- Directed by: Victor Saville
- Written by: Lajos Bíró; Angus MacPhail; Robert Stevenson;
- Based on: Michael and Mary by A. A. Milne
- Produced by: Michael Balcon
- Starring: Herbert Marshall; Edna Best; Frank Lawton;
- Cinematography: Leslie Rowson
- Edited by: Ian Dalrymple
- Music by: Louis Levy
- Production company: Gainsborough Pictures
- Distributed by: Ideal Films Universal Pictures (US)
- Release date: 4 November 1931;
- Running time: 83 minutes
- Country: United Kingdom
- Language: English

= Michael and Mary =

1931 film

Michael and Mary is a 1931 British drama film directed by Victor Saville and starring Elizabeth Allan, Edna Best, Frank Lawton, and Herbert Marshall. This was the first of the Edna Best and Herbert Marshall co-starring talkies. It was adapted by Lajos Bíró, Robert Stevenson and Angus MacPhail from the play of the same name by A.A. Milne. Produced by Gainsborough Pictures, it was shot at the company's Islington Studios in London with sets designed by the art director Alex Vetchinsky.

==Plot==
A young bride is deserted by her husband but finds happiness with another man. They contract a bigamous marriage for the sake of their child.

The first husband turns up and starts blackmailing them. During a quarrel with the second husband, he dies. After some complications, their son learns the truth, but stands by them.

==Cast==
- Herbert Marshall as Michael Rowe
- Edna Best as Mary Rowe
- Frank Lawton as David Rowe
- Elizabeth Allan as Romo
- D.A. Clarke-Smith as Harry Price
- Ben Field as Tullivant
- Margaret Yarde as Mrs. Tullivant
- Sunday Wilshin as Violet Cunliffe

==Reception==
The film was voted the third best British movie of 1932. With a shortened running time of 76 minutes, it was distributed in America by Universal Pictures.

Film Weekly wrote: "The very strong attraction of Michael and Mary is due to a delightful story, almost perfect acting, and clever and sympathetic direction."

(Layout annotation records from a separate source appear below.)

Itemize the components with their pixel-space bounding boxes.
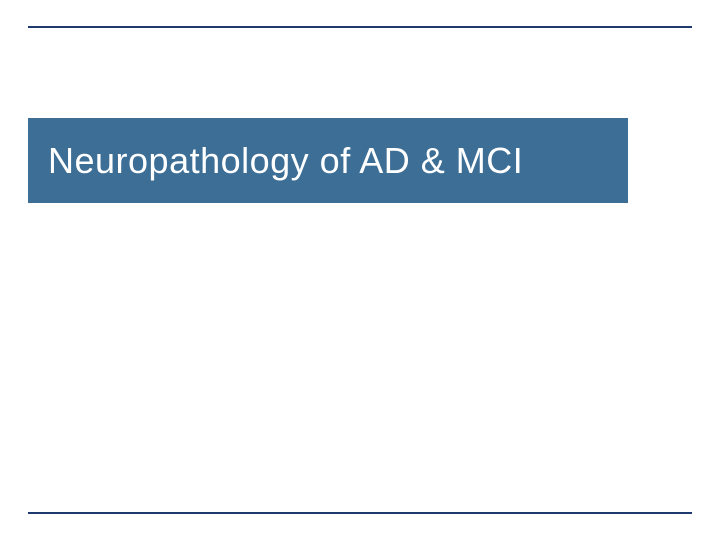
top-border-line (28, 26, 692, 28)
slide-container: Neuropathology of AD & MCI (0, 0, 720, 540)
slide-title: Neuropathology of AD & MCI (48, 140, 523, 182)
title-box: Neuropathology of AD & MCI (28, 118, 628, 203)
bottom-border-line (28, 512, 692, 514)
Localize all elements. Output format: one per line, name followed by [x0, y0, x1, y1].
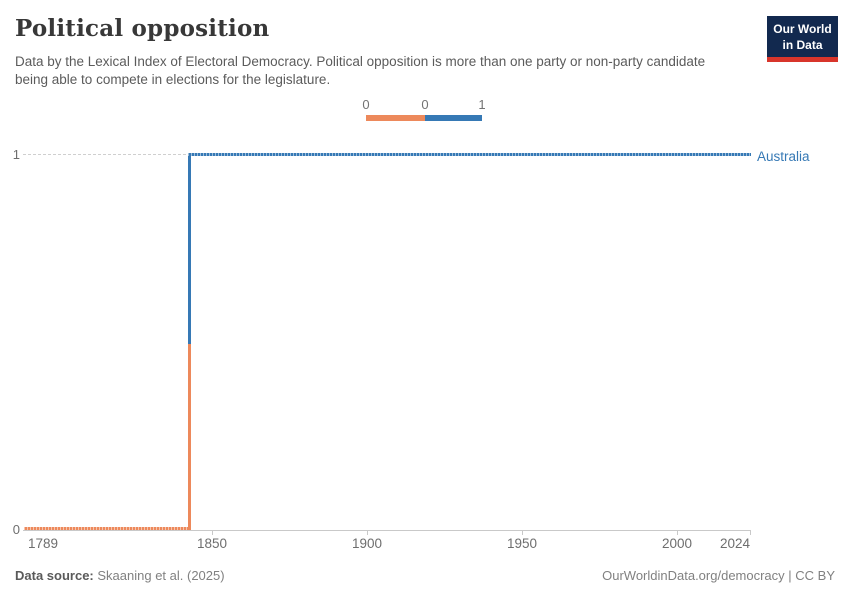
- x-tick-label-1950: 1950: [506, 536, 538, 551]
- series-segment-transition-upper[interactable]: [188, 154, 191, 344]
- x-tick-label-2000: 2000: [661, 536, 693, 551]
- x-tickmark-2024: [750, 530, 751, 535]
- data-source-value[interactable]: Skaaning et al. (2025): [97, 568, 225, 583]
- x-tickmark-1950: [522, 530, 523, 535]
- y-tick-label-0: 0: [12, 522, 20, 537]
- data-source-note: Data source: Skaaning et al. (2025): [15, 568, 225, 583]
- legend-tick-label-max: 1: [478, 97, 486, 112]
- series-segment-value0-horizontal[interactable]: [24, 527, 189, 530]
- series-label-australia[interactable]: Australia: [757, 149, 810, 164]
- y-tick-label-1: 1: [12, 147, 20, 162]
- page-title: Political opposition: [15, 15, 270, 42]
- x-tick-label-1789: 1789: [27, 536, 59, 551]
- x-tick-label-1850: 1850: [196, 536, 228, 551]
- x-tickmark-2000: [677, 530, 678, 535]
- series-segment-value1-horizontal[interactable]: [188, 153, 751, 156]
- x-axis-line: [23, 530, 751, 531]
- legend-tick-label-mid: 0: [421, 97, 429, 112]
- series-segment-transition-lower[interactable]: [188, 343, 191, 530]
- legend-tick-label-min: 0: [362, 97, 370, 112]
- x-tick-label-2024: 2024: [719, 536, 751, 551]
- owid-logo-line1: Our World: [773, 22, 832, 36]
- legend-swatch-value-0[interactable]: [366, 115, 425, 121]
- x-tick-label-1900: 1900: [351, 536, 383, 551]
- data-source-label: Data source:: [15, 568, 94, 583]
- legend-swatch-value-1[interactable]: [425, 115, 482, 121]
- x-tickmark-1850: [212, 530, 213, 535]
- owid-logo[interactable]: Our World in Data: [767, 16, 838, 62]
- logo-red-bar: [767, 57, 838, 62]
- x-tickmark-1900: [367, 530, 368, 535]
- chart-subtitle: Data by the Lexical Index of Electoral D…: [15, 54, 706, 87]
- attribution-link[interactable]: OurWorldinData.org/democracy | CC BY: [602, 568, 835, 583]
- owid-logo-line2: in Data: [782, 37, 823, 52]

Kine Weekly wrote: "This simple love romance, which is adapted from A. A. Milne's successful play, is told with exquisite charm and tenderness, and carries an irresistible general appeal. The producer, except tor a slight tendency towards slowness in development, handles the theme with sensitiveness and understanding, and cleverly holds the interest as the picture works up to a moving climax, the strength of which lies in its delightful humanity."

==Radio adaptation==
Michael and Mary was presented on the US radio programme Hollywood Sound Stage on 20 March 1952. The 30-minute adaptation starred Deborah Kerr and Herbert Marshall.